Il convient dès lors d’éviter deux excès symétriques. Le premier consisterait à banaliser la nouveauté introduite en 2020, comme s’il ne s’était rien passé dans le texte. Le second serait d’y voir un basculement irréversible vers une doctrine d’intervention extérieure.
La réalité constitutionnelle se situe entre ces deux lectures. Oui, la Constitution a ouvert une faculté inédite en la formulant expressément. Mais non, cette faculté ne vaut ni feu vert permanent ni changement automatique de posture. Elle demeure conditionnelle, exceptionnelle et dépendante d’une légitimation parlementaire lourde.

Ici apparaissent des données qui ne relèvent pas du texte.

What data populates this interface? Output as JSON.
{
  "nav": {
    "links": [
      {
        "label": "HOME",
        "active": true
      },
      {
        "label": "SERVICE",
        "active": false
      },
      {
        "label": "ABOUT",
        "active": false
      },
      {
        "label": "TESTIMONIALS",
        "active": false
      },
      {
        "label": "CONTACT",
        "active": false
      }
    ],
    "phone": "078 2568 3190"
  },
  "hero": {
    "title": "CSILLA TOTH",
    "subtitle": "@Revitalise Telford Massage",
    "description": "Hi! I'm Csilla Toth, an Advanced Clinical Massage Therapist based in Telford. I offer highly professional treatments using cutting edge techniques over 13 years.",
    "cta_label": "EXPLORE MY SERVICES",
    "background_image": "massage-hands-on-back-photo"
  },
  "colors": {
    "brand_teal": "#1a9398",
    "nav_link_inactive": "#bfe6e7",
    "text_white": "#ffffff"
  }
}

La séquence de mars 2026 confirme, d’ailleurs, cette nécessité de précision. Les autorités ont présenté la révision adoptée par le Parlement réuni en ses deux chambres comme un amendement technique comportant 12 modifications destinées à améliorer certains aspects du texte constitutionnel et à renforcer les mécanismes de gouvernance. Dans cette logique, il serait excessif de parler d’une refonte doctrinale totale.
La grille de lecture la plus rigoureuse reste celle d’un ajustement technique venant s’inscrire dans la continuité du cadre ouvert en 2020, et non celle d’une transformation soudaine de la nature des missions de l’ANP.
Cette relecture impose également de bien hiérarchiser les normes. Les textes réglementaires, organiques ou relatifs à certains corps de sécurité peuvent prévoir des mécanismes de coopération, d’assistance, de formation ou de participation à des dispositifs internationaux. Mais ils ne doivent pas être confondus avec le régime constitutionnel de l’envoi d’unités de l’ANP à l’étranger.
La Constitution fixe ici un cadre supérieur, précis et contraignant. C’est à partir d’elle, et d’elle seule, que doit être appréciée la portée réelle de toute éventuelle participation hors du territoire national.
La Constitution de 2020 a bien introduit une possibilité nouvelle, mais elle l’a immédiatement entourée de garanties politiques majeures. Le dernier mot, en pratique, n’appartient pas à une logique d’automaticité. Il appartient à la représentation nationale, appelée à se prononcer à une majorité qualifiée dans chacune des deux chambres.
C’est pourquoi toute lecture sérieuse du texte doit retenir ceci : l’ANP peut être constitutionnellement appelée à participer à des missions extérieures dans un cadre multilatéral déterminé, mais une telle éventualité ne saurait être dissociée ni du contrôle parlementaire ni du principe selon lequel l’armée, émanation de la nation, ne peut être engagée qu’au nom d’une volonté nationale clairement exprimée.